Patrioty dotarły, Wisła płynie. Polska obrona antyrakietowa staje się faktem
Patrioty dotarły w samą porę. W obliczu rosyjskich bombardowań ukraińskich miast stanowią namacalny znak, że Polska już wiele lat temu zrozumiała skalę zagrożenia atakami z powietrza i zainwestowała w system mający to zagrożenie zminimalizować. Cztery i pół roku od zamówienia, które poprzedzało, jest w kraju sprzęt będący najnowszą wersją prawdopodobnie najlepszego systemu antyrakietowego na świecie. To rzadki moment, gdy można powiedzieć, że weszliśmy w posiadanie unikatowej technologii obronnej. Nic dziwnego, że władze nadały mu najwyższą rangę. Raport o odebraniu wyrzutni i testach wszystkich elementów składowych systemu Wisła odebrał prezydent Andrzej Duda, zwierzchnik sił zbrojnych, i wicepremier, minister obrony narodowej Mariusz Błaszczak, a także nowy szef BBN Jacek Siewiera. Błaszczak przypomniał, że kilka miesięcy temu złożono zamówienie na brakującą, większą część amerykańskich komponentów systemu, obiecywał też dalsze inwestycje w zintegrowaną, warstwową obronę powietrzną.

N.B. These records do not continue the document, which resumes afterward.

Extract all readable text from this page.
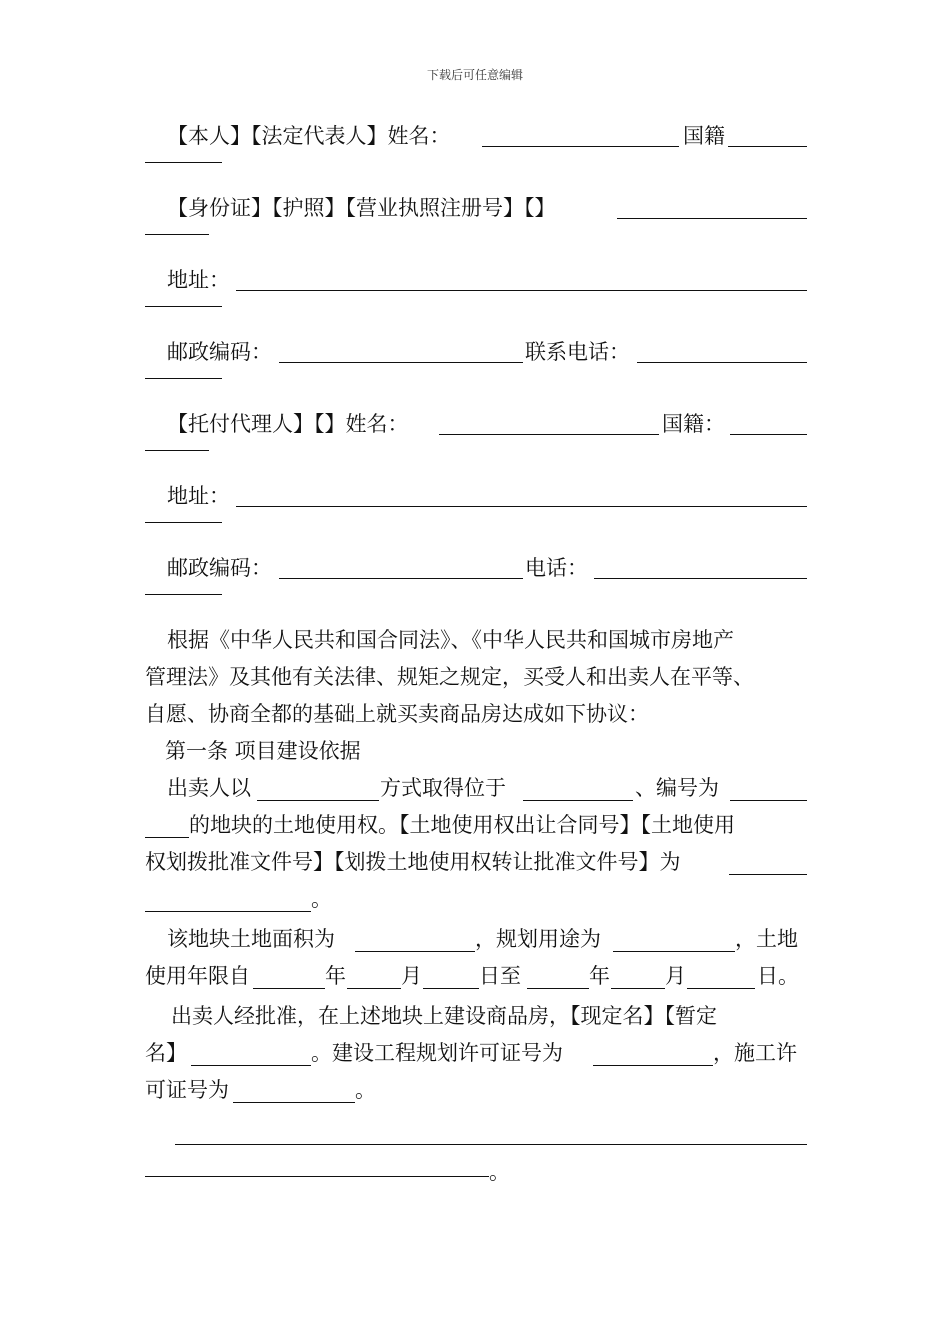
下载后可任意编辑
【本人】【法定代表人】姓名：	国籍
【身份证】【护照】【营业执照注册号】【】
地址：
邮政编码：	联系电话：
【托付代理人】【】姓名：	国籍：
地址：
邮政编码：	电话：
根据《中华人民共和国合同法》、《中华人民共和国城市房地产
管理法》及其他有关法律、规矩之规定，买受人和出卖人在平等、
自愿、协商全都的基础上就买卖商品房达成如下协议：
第一条 项目建设依据
出卖人以	方式取得位于	、编号为
的地块的土地使用权。【土地使用权出让合同号】【土地使用
权划拨批准文件号】【划拨土地使用权转让批准文件号】为
。
该地块土地面积为	，规划用途为	，土地
使用年限自	年	月	日至	年	月	日。
出卖人经批准，在上述地块上建设商品房，【现定名】【暂定
名】	。建设工程规划许可证号为	，施工许
可证号为	。
。
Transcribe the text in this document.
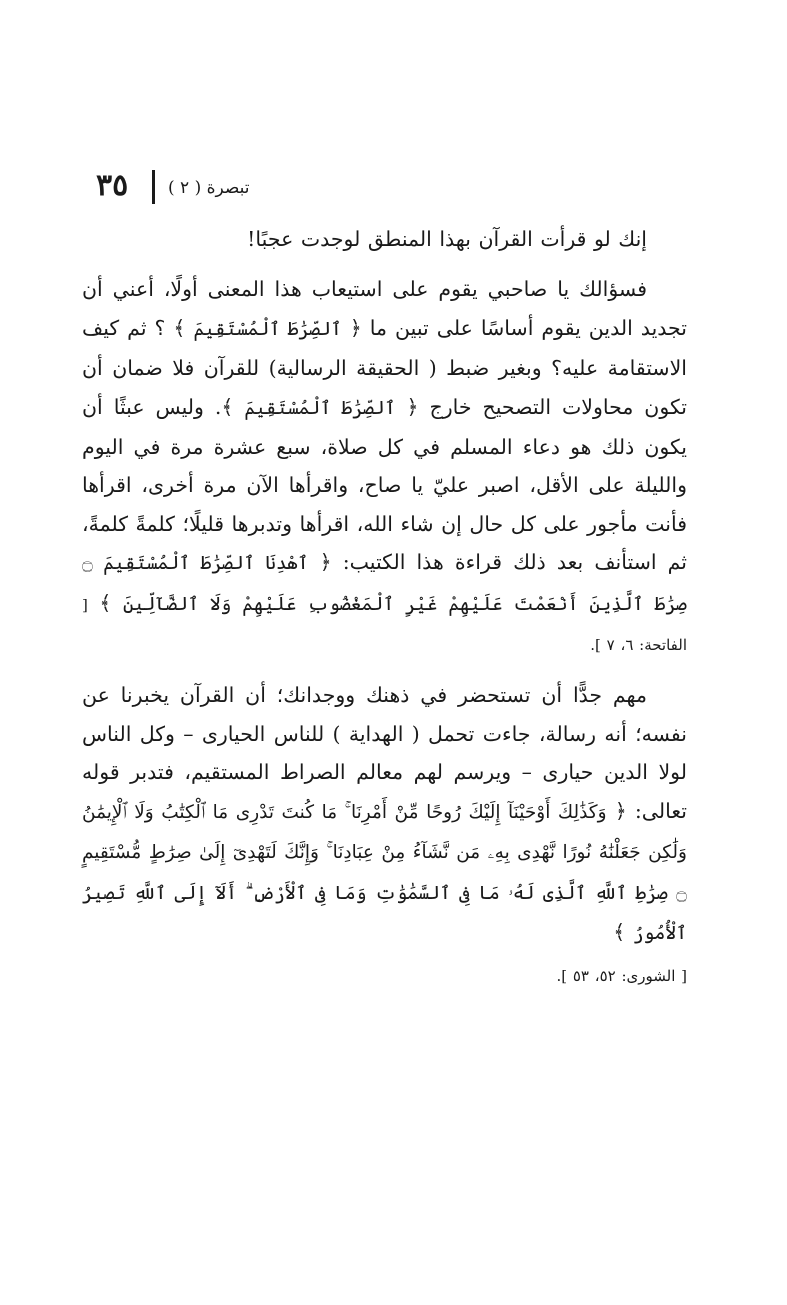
٣٥ تبصرة ( ٢ )

إنك لو قرأت القرآن بهذا المنطق لوجدت عجبًا!

فسؤالك يا صاحبي يقوم على استيعاب هذا المعنى أولًا، أعني أن تجديد الدين يقوم أساسًا على تبين ما ﴿ ٱلصِّرَٰطَ ٱلْمُسْتَقِيمَ ﴾ ؟ ثم كيف الاستقامة عليه؟ وبغير ضبط ( الحقيقة الرسالية) للقرآن فلا ضمان أن تكون محاولات التصحيح خارج ﴿ ٱلصِّرَٰطَ ٱلْمُسْتَقِيمَ ﴾. وليس عبثًا أن يكون ذلك هو دعاء المسلم في كل صلاة، سبع عشرة مرة في اليوم والليلة على الأقل، اصبر عليّ يا صاح، واقرأها الآن مرة أخرى، اقرأها فأنت مأجور على كل حال إن شاء الله، اقرأها وتدبرها قليلًا؛ كلمةً كلمةً، ثم استأنف بعد ذلك قراءة هذا الكتيب: ﴿ ٱهْدِنَا ٱلصِّرَٰطَ ٱلْمُسْتَقِيمَ ۝ صِرَٰطَ ٱلَّذِينَ أَنْعَمْتَ عَلَيْهِمْ غَيْرِ ٱلْمَغْضُوبِ عَلَيْهِمْ وَلَا ٱلضَّآلِّينَ ﴾ [ الفاتحة: ٦، ٧ ].

مهم جدًّا أن تستحضر في ذهنك ووجدانك؛ أن القرآن يخبرنا عن نفسه؛ أنه رسالة، جاءت تحمل ( الهداية ) للناس الحيارى – وكل الناس لولا الدين حيارى – ويرسم لهم معالم الصراط المستقيم، فتدبر قوله تعالى: ﴿ وَكَذَٰلِكَ أَوْحَيْنَآ إِلَيْكَ رُوحًا مِّنْ أَمْرِنَا ۚ مَا كُنتَ تَدْرِى مَا ٱلْكِتَٰبُ وَلَا ٱلْإِيمَٰنُ وَلَٰكِن جَعَلْنَٰهُ نُورًا نَّهْدِى بِهِۦ مَن نَّشَآءُ مِنْ عِبَادِنَا ۚ وَإِنَّكَ لَتَهْدِىٓ إِلَىٰ صِرَٰطٍ مُّسْتَقِيمٍ ۝ صِرَٰطِ ٱللَّهِ ٱلَّذِى لَهُۥ مَا فِى ٱلسَّمَٰوَٰتِ وَمَا فِى ٱلْأَرْضِ ۗ أَلَآ إِلَى ٱللَّهِ تَصِيرُ ٱلْأُمُورُ ﴾

[ الشورى: ٥٢، ٥٣ ].
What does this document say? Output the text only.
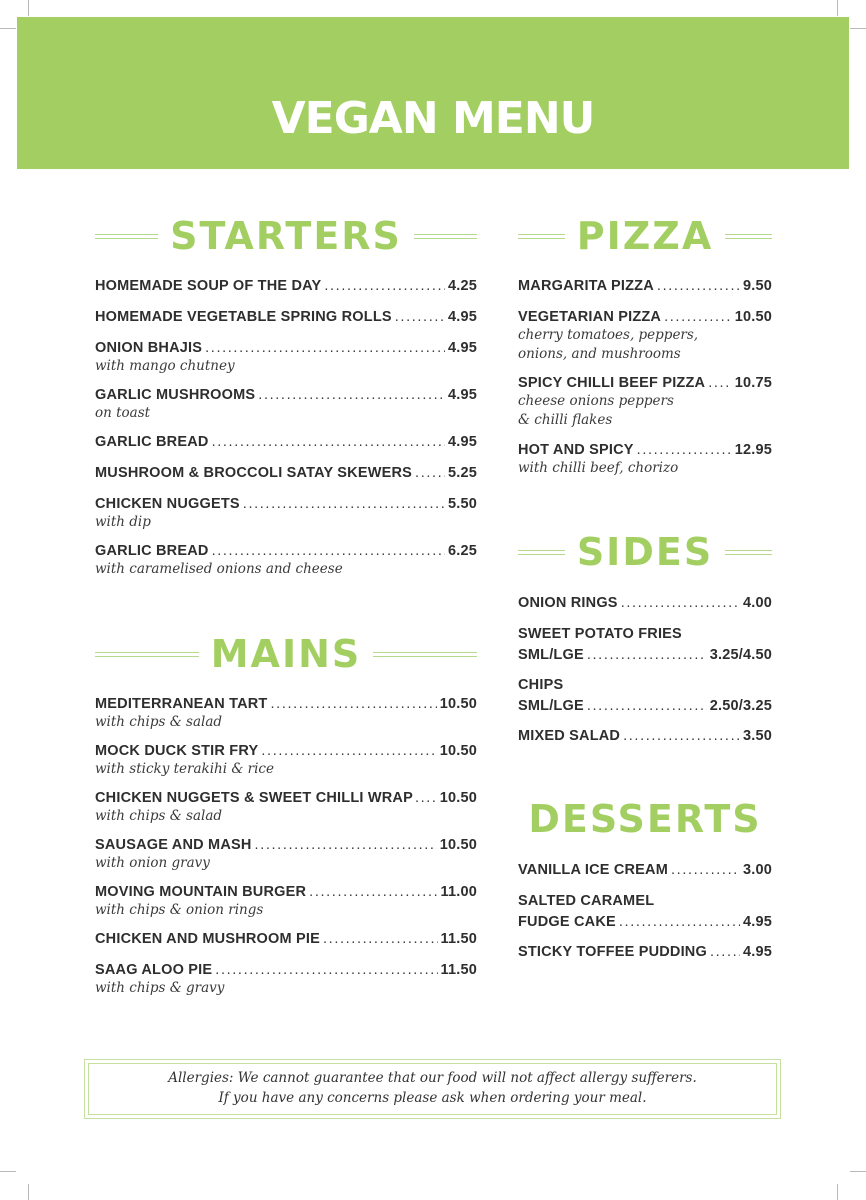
VEGAN MENU
STARTERS
HOMEMADE SOUP OF THE DAY . . .	4.25
HOMEMADE VEGETABLE SPRING ROLLS . . .	4.95
ONION BHAJIS . . .	4.95
with mango chutney
GARLIC MUSHROOMS . . .	4.95
on toast
GARLIC BREAD . . .	4.95
MUSHROOM & BROCCOLI SATAY SKEWERS . . . 5.25
CHICKEN NUGGETS . . .	5.50
with dip
GARLIC BREAD . . .	6.25
with caramelised onions and cheese
MAINS
MEDITERRANEAN TART . . .	10.50
with chips & salad
MOCK DUCK STIR FRY . . .	10.50
with sticky terakihi & rice
CHICKEN NUGGETS & SWEET CHILLI WRAP . . . 10.50
with chips & salad
SAUSAGE AND MASH . . .	10.50
with onion gravy
MOVING MOUNTAIN BURGER . . .	11.00
with chips & onion rings
CHICKEN AND MUSHROOM PIE . . .	11.50
SAAG ALOO PIE . . .	11.50
with chips & gravy
PIZZA
MARGARITA PIZZA . . .	9.50
VEGETARIAN PIZZA . . .	10.50
cherry tomatoes, peppers,
onions, and mushrooms
SPICY CHILLI BEEF PIZZA . . . 10.75
cheese onions peppers
& chilli flakes
HOT AND SPICY . . .	12.95
with chilli beef, chorizo
SIDES
ONION RINGS . . .	4.00
SWEET POTATO FRIES
SML/LGE . . .	3.25/4.50
CHIPS
SML/LGE . . .	2.50/3.25
MIXED SALAD . . .	3.50
DESSERTS
VANILLA ICE CREAM . . .	3.00
SALTED CARAMEL
FUDGE CAKE . . .	4.95
STICKY TOFFEE PUDDING . . . 4.95

Allergies: We cannot guarantee that our food will not affect allergy sufferers.

If you have any concerns please ask when ordering your meal.
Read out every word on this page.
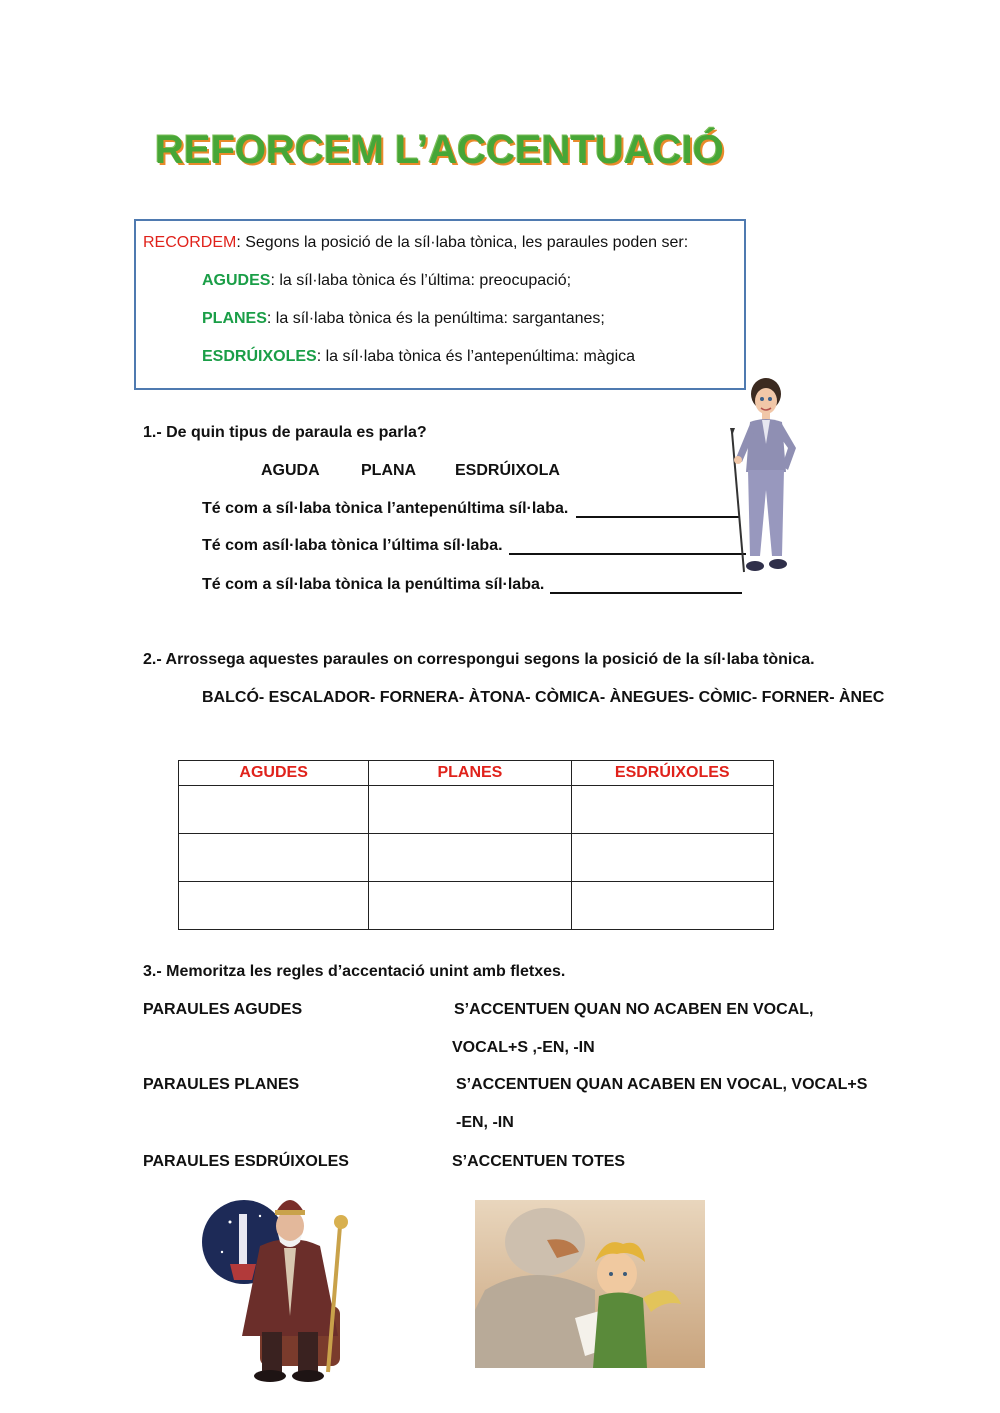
REFORCEM L’ACCENTUACIÓ
RECORDEM: Segons la posició de la síl·laba tònica, les paraules poden ser:
AGUDES: la síl·laba tònica és l’última: preocupació;
PLANES: la síl·laba tònica és la penúltima: sargantanes;
ESDRÚIXOLES: la síl·laba tònica és l’antepenúltima: màgica
1.- De quin tipus de paraula es parla?
AGUDA	PLANA ESDRÚIXOLA
Té com a síl·laba tònica l’antepenúltima síl·laba.
Té com asíl·laba tònica l’última síl·laba.
Té com a síl·laba tònica la penúltima síl·laba.
2.- Arrossega aquestes paraules on correspongui segons la posició de la síl·laba tònica.
BALCÓ- ESCALADOR- FORNERA- ÀTONA- CÒMICA- ÀNEGUES- CÒMIC- FORNER- ÀNEC
AGUDES	PLANES	ESDRÚIXOLES

3.- Memoritza les regles d’accentació unint amb fletxes.
PARAULES AGUDES	S’ACCENTUEN QUAN NO ACABEN EN VOCAL,
VOCAL+S ,-EN, -IN
PARAULES PLANES	S’ACCENTUEN QUAN ACABEN EN VOCAL, VOCAL+S
-EN, -IN
PARAULES ESDRÚIXOLES	S’ACCENTUEN TOTES
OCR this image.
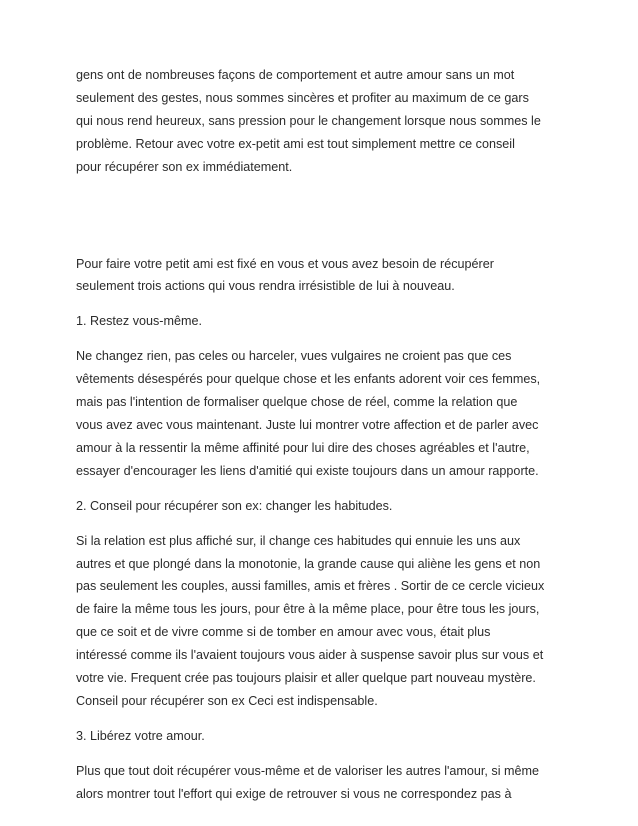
gens ont de nombreuses façons de comportement et autre amour sans un mot
seulement des gestes, nous sommes sincères et profiter au maximum de ce gars
qui nous rend heureux, sans pression pour le changement lorsque nous sommes le
problème. Retour avec votre ex-petit ami est tout simplement mettre ce conseil
pour récupérer son ex immédiatement.

Pour faire votre petit ami est fixé en vous et vous avez besoin de récupérer
seulement trois actions qui vous rendra irrésistible de lui à nouveau.

1. Restez vous-même.

Ne changez rien, pas celes ou harceler, vues vulgaires ne croient pas que ces
vêtements désespérés pour quelque chose et les enfants adorent voir ces femmes,
mais pas l'intention de formaliser quelque chose de réel, comme la relation que
vous avez avec vous maintenant. Juste lui montrer votre affection et de parler avec
amour à la ressentir la même affinité pour lui dire des choses agréables et l'autre,
essayer d'encourager les liens d'amitié qui existe toujours dans un amour rapporte.

2. Conseil pour récupérer son ex: changer les habitudes.

Si la relation est plus affiché sur, il change ces habitudes qui ennuie les uns aux
autres et que plongé dans la monotonie, la grande cause qui aliène les gens et non
pas seulement les couples, aussi familles, amis et frères . Sortir de ce cercle vicieux
de faire la même tous les jours, pour être à la même place, pour être tous les jours,
que ce soit et de vivre comme si de tomber en amour avec vous, était plus
intéressé comme ils l'avaient toujours vous aider à suspense savoir plus sur vous et
votre vie. Frequent crée pas toujours plaisir et aller quelque part nouveau mystère.
Conseil pour récupérer son ex Ceci est indispensable.

3. Libérez votre amour.

Plus que tout doit récupérer vous-même et de valoriser les autres l'amour, si même
alors montrer tout l'effort qui exige de retrouver si vous ne correspondez pas à
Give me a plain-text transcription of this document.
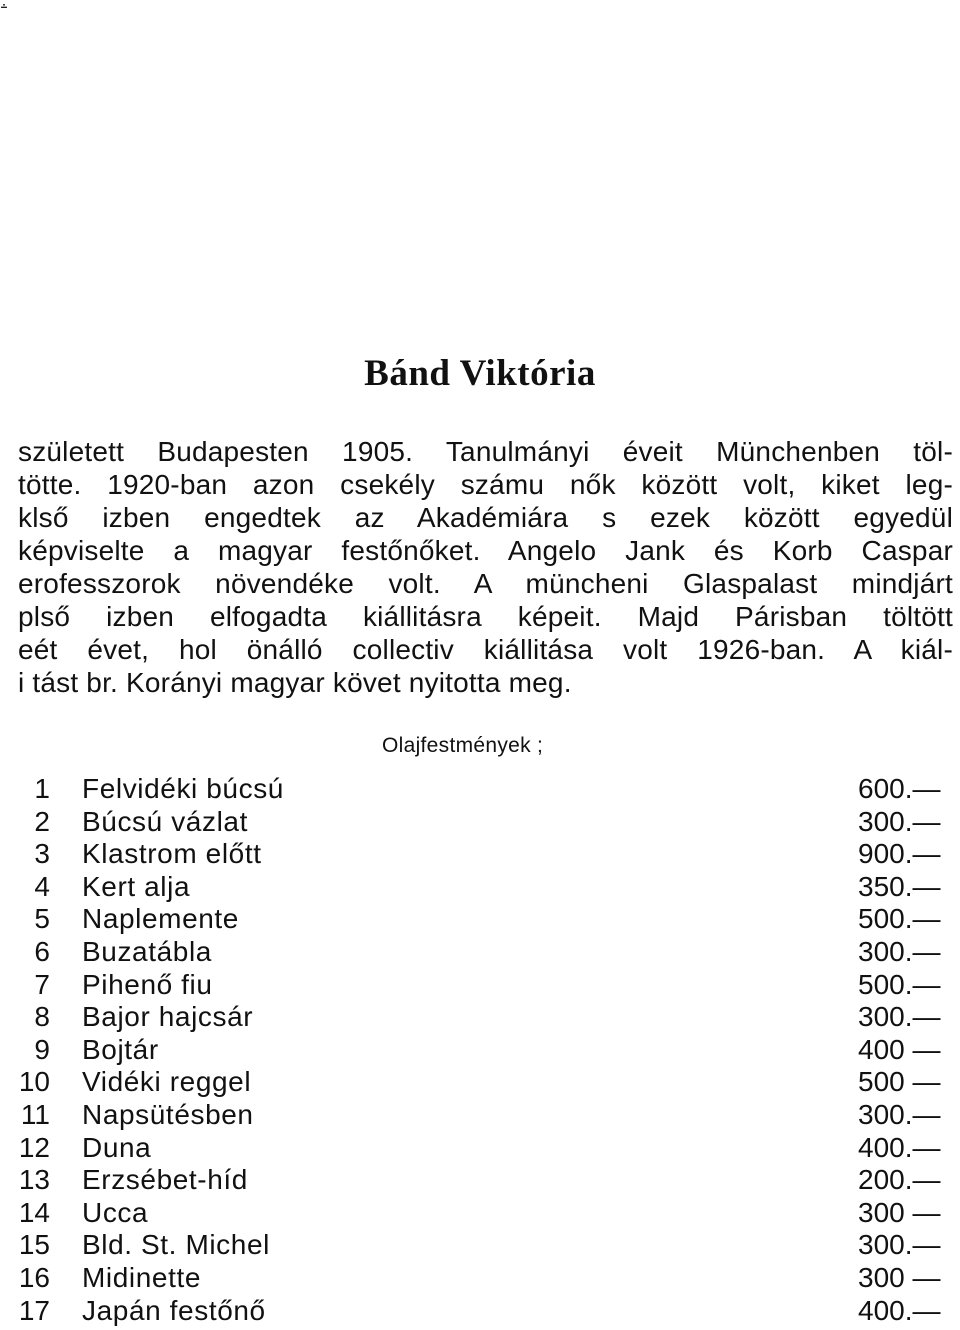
Bánd Viktória
született Budapesten 1905. Tanulmányi éveit Münchenben töl-
tötte. 1920-ban azon csekély számu nők között volt, kiket leg-
klső izben engedtek az Akadémiára s ezek között egyedül
képviselte a magyar festőnőket. Angelo Jank és Korb Caspar
erofesszorok növendéke volt. A müncheni Glaspalast mindjárt
plső izben elfogadta kiállitásra képeit. Majd Párisban töltött
eét évet, hol önálló collectiv kiállitása volt 1926-ban. A kiál-
i tást br. Korányi magyar követ nyitotta meg.
Olajfestmények ;
1 Felvidéki búcsú	600.—
2 Búcsú vázlat	300.—
3 Klastrom előtt	900.—
4 Kert alja	350.—
5 Naplemente	500.—
6 Buzatábla	300.—
7 Pihenő fiu	500.—
8 Bajor hajcsár	300.—
9 Bojtár	400 —
10 Vidéki reggel	500 —
11 Napsütésben	300.—
12 Duna	400.—
13 Erzsébet-híd	200.—
14 Ucca	300 —
15 Bld. St. Michel	300.—
16 Midinette	300 —
17 Japán festőnő	400.—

Skala tego przełomu jest ogromna, choć wyrzutni, radarów i rakiet na razie mamy niewiele. Dostarczona została dopiero pierwsza z dwóch zamówionych w 2018 r. baterii, czyli dwa radary i osiem wyrzutni, przenoszących każda po 12 pocisków antyrakietowych PAC-3 MSE. Na przełomie tego i przyszłego roku taki sam proces odbiorczy przejdzie druga bateria, by w 2023 lub 2024 r. obie mogły osiągnąć gotowość bojową i stać się zalążkiem faktycznych nowych zdolności. Pod koniec przyszłego roku planowane są pierwsze ćwiczenia z wojskami, w których polskie systemy antyrakietowe będą się mogły wykazać w realnym scenariuszu zagrożenia.